The Laboratory of Genetics and Physiology (LGP) explores genetic and epigenetic circuitry that controls the biology of the mammary gland and liver. Our goal is to understand how hormonal switches utilize transcription factors and chromatin modifying enzymes to activate cell specific genetic programs. Such programs are employed in normal development and disease. To achieve this goal we employ contemporary genetics, large-scale genomics and computational biology.
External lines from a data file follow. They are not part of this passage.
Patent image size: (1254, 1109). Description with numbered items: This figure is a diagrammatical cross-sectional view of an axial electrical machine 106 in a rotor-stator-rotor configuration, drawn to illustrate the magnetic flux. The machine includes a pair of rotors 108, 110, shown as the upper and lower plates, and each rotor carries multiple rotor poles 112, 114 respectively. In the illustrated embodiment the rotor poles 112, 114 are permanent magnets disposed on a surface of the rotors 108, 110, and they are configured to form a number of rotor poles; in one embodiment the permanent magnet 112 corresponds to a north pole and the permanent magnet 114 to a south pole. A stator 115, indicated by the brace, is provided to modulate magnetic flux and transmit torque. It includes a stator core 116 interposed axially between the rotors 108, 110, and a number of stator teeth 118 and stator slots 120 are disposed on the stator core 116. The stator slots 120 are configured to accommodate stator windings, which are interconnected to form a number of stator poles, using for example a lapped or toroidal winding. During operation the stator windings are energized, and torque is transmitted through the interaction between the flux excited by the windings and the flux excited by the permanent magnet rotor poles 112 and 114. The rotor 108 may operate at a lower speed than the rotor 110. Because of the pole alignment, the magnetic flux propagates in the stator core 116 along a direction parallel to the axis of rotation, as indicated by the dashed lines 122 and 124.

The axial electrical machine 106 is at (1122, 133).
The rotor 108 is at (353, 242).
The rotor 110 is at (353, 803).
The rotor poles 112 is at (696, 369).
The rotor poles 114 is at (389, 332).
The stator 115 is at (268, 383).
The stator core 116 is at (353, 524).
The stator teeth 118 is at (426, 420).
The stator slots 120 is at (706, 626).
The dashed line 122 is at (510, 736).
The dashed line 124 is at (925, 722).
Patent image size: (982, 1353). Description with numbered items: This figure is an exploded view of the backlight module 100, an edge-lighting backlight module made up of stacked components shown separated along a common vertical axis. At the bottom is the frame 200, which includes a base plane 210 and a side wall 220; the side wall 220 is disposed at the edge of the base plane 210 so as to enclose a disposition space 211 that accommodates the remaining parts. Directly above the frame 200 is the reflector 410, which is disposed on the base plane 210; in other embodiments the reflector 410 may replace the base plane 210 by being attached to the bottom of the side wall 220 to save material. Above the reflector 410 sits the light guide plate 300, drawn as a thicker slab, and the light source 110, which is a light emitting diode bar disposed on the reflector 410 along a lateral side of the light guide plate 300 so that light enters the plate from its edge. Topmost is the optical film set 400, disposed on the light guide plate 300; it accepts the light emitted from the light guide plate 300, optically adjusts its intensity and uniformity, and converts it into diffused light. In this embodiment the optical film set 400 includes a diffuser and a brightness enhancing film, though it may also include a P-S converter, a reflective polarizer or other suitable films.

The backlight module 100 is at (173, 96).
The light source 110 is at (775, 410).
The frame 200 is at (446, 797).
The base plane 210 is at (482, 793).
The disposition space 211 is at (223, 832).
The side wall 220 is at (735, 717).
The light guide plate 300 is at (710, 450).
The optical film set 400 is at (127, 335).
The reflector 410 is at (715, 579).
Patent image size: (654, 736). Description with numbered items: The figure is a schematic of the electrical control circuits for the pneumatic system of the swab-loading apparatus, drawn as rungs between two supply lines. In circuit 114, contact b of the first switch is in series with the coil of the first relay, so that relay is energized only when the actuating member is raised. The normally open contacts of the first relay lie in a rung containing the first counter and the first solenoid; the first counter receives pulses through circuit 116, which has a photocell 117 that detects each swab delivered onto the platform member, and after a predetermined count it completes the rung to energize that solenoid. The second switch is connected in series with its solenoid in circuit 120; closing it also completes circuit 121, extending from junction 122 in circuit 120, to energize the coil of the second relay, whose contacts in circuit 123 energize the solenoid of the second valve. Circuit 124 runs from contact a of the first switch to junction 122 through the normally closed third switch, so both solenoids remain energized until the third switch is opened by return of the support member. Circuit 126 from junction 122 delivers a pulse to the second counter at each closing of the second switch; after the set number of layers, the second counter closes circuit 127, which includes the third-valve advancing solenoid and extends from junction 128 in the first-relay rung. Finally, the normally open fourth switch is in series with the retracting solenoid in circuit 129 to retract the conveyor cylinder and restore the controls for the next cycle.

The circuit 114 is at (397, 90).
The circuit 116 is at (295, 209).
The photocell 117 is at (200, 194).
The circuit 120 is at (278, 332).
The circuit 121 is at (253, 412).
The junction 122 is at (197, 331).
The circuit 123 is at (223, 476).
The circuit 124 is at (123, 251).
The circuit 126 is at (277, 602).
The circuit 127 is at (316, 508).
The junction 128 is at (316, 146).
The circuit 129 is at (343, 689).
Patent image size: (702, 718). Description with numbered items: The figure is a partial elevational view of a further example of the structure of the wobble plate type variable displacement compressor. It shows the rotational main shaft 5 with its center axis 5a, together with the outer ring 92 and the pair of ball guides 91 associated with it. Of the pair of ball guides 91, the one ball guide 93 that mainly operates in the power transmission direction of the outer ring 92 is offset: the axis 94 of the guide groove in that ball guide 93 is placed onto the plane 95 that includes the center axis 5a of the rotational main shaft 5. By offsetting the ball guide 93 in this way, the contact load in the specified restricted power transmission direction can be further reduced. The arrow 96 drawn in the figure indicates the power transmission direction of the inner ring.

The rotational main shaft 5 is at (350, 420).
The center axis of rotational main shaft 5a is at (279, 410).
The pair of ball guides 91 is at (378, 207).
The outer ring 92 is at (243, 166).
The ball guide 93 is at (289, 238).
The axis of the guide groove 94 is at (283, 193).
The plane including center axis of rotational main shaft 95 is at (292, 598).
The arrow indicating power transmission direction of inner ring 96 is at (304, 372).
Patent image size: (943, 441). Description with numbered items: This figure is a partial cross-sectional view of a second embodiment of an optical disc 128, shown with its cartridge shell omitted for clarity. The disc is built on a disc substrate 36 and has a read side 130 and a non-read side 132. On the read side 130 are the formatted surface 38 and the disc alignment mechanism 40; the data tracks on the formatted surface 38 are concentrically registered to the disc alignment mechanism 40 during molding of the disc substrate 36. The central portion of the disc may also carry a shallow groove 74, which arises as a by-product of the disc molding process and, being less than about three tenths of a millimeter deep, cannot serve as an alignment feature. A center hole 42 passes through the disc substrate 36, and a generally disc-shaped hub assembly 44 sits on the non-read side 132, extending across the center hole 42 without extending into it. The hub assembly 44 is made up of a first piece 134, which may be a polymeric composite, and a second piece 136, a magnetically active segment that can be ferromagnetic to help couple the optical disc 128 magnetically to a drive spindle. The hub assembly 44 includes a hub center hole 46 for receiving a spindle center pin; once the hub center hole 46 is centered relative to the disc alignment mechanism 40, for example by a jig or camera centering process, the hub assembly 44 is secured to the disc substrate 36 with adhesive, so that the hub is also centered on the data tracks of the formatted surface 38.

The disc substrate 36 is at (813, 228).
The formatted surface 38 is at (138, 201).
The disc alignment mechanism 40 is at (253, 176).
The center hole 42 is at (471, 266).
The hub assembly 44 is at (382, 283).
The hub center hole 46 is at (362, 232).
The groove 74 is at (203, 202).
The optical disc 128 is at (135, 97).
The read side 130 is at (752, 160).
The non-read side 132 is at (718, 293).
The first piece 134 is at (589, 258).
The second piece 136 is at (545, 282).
Researchers in LGP have discovered that prolactin controls mammary development during pregnancy and the establishment of lactation through the transcription factor STAT5. Although we understand the framework by which transcription factors control genetic programs, puzzling observations force scientists to rethink “established” concepts. For example, STAT5 binds to thousands of genes but only activates small subsets in specific cells, raising questions about the biological significance of “non-productive” transcription factor binding.
Current research explores the role of specific histone modifications in the establishment of cell-specific genetic programs. Towards this goal we have inactivated histone methyltransferases (EZH1, EZH2, MLL3, MLL4) and demethylates (UTX and JMJD3) in mammary tissue and liver. These studies not only shed light onto epigenetic mechanisms used to establish mammary stem cells but also in the protection of liver from disease.
Although transcription factors, such as STAT5, are present in every cell, their function is very cell specific. In mammary cells STAT5 activates genetic programs needed to make milk, and programs in erythroid cells ensure the production of blood. It remains an enigma why one protein can execute different programs in specialized cells.